日本における薬物使用・薬物依存の傾向

薬物を使っている国民は何人くらいか?

日本国内に薬物使用者は何人いるのでしょうか。2017年に実施された一般住民を対象とした全国調査1によれば、覚せい剤や大麻といった薬物を少なくとも1回以上使ったことがある国民(15歳から64歳が対象)は、全国で約216万人と推計されています。内訳で最も多いのが大麻です。使用者人口は、全国で約133万人と推計されています。

 

図1に1995年から2017年までの薬物使用の生涯経験率(これまでに1回でも使った経験ある人が占める割合)を示しました。かつては有機溶剤(シンナーなど)が多かったものの、現在では減少傾向にあります。その一方で大麻が増加傾向にあります。大麻使用を誘われる機会も増加していることが報告されているほか、10歳~30歳代の若年層では「少しなら構わない」、「個人の自由」と考える者が増えていることも明らかにされています。これら事実は、大麻取締法違反の検挙者や押収量の増加とも一致する結果であり、国内における大麻使用が拡大していることを裏付けるデータと言えます。

 

一方、2011年頃に「合法ハーブ」などの名称で登場した危険ドラッグは、乱用者による事件や事故を引き起こし、一時社会問題となっていましたが、法的な取り締まりが強化された現在では、減少傾向にあります。また、覚せい剤とMDMAは大きな変化は認められず、横這いで推移しています。

 

【図1】一般住民における薬物使用の生涯経験率の推移(1995年~2017年)

 

薬物依存症の患者さんはどのような薬物に依存しているのか?

では、薬物使用を繰り返し、薬物依存症となった患者は、どのような薬物に依存しているのでしょうか。精神科医療施設を対象とした全国調査2によれば、覚せい剤を主たる薬物とする患者が半数近くを占めることが報告されています。ここでいう「主たる薬物」とは、現在の精神科的症状に関して、臨床的に最も関連が深いと主治医が判断した薬物のことです。図2に1987年から2016年までの動向を示しました。覚せい剤症例が一貫して多いのに対し、有機溶剤症例は年々減少傾向にあることがわかります。2012年に登場した危険ドラッグ症例は、2014年にピークを迎え、その後急激に減少しています。一方、睡眠薬や抗不安薬(多くがベンゾジアゼピン系薬剤)を主たる薬物とする症例がじわじわと増加しており、現在では覚せい剤に次ぐ患者群になっています。なお、一般住民で最も使用されていた大麻を主たる薬物とする患者は、患者全体の数パーセントにとどまっています。

 

【図2】 精神科医療施設における薬物使用障害患者の「主たる薬物」の推移(1987年~2016年)

 

参考文献:

1.嶋根卓也,ほか:薬物使用に関する全国住民調査(2017年). 平成29年度厚生労働科学研究費補助金医薬品・医療機器等レギュラトリーサイエンス政策研究事業「薬物乱用・依存状況等のモニタリング調査と薬物依存症者・家族に対する回復支援に関する研究」分担研究報告書,pp7-148,2018.

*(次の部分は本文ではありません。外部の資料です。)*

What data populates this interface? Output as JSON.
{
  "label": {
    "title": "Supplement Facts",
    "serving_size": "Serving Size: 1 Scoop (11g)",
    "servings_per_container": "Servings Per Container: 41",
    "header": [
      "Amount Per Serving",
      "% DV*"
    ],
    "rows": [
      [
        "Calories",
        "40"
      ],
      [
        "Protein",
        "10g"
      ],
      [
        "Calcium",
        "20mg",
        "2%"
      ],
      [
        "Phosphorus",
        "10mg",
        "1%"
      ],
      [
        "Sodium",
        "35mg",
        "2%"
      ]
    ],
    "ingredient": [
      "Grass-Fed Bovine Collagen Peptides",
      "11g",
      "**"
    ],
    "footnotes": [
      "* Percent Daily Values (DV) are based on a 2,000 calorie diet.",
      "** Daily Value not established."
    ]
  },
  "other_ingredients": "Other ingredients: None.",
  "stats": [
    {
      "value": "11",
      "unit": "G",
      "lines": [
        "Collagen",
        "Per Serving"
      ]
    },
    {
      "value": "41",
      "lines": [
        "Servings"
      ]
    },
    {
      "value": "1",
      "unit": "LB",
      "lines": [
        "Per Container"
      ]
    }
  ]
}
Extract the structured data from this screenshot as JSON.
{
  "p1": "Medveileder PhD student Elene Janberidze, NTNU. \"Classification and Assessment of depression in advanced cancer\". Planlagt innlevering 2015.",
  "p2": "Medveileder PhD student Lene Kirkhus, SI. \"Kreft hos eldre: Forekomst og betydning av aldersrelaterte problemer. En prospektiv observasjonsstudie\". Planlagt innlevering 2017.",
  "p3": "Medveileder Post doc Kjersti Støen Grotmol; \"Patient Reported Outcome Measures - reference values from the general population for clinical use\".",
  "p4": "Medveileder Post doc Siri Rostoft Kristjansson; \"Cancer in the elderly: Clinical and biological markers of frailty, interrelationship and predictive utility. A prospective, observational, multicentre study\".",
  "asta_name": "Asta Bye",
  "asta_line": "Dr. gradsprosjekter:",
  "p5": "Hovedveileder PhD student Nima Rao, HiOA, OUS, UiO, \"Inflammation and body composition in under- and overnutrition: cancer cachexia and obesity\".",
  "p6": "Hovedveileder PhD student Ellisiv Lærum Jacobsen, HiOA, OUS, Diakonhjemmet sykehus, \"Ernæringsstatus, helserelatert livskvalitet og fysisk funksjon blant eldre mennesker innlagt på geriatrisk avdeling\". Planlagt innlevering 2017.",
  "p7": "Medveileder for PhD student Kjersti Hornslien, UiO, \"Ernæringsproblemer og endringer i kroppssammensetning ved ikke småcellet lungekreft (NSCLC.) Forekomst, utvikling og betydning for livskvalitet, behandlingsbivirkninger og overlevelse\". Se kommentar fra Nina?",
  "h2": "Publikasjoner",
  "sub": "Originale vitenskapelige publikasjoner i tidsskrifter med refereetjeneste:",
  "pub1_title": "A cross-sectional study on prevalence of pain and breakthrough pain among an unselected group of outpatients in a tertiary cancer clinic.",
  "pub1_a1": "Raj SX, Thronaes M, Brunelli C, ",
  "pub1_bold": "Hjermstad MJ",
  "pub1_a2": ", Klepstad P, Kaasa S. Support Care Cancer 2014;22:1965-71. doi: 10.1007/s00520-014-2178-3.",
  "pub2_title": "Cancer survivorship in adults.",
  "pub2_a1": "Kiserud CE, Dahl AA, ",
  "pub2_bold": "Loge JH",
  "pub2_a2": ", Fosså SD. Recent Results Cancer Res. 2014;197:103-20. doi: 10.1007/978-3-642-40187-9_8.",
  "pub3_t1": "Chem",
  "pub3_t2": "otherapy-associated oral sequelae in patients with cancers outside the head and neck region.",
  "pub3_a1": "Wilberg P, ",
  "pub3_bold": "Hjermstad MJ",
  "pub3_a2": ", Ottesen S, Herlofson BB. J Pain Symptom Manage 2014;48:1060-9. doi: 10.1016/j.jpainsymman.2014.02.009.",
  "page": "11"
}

2.松本俊彦,ほか:全国の精神科医療施設における薬物関連精神疾患の実態調査.平成28年度厚生労働科学研究費補助金医薬品・医療機器等レギュラトリーサイエンス政策研究事業「危険ドラッグを含む薬物乱用・依存状況の実態把握と薬物依存症者の社会復帰に向けた支援に関する研究」総括:分担研究報告書,pp101-136,2017.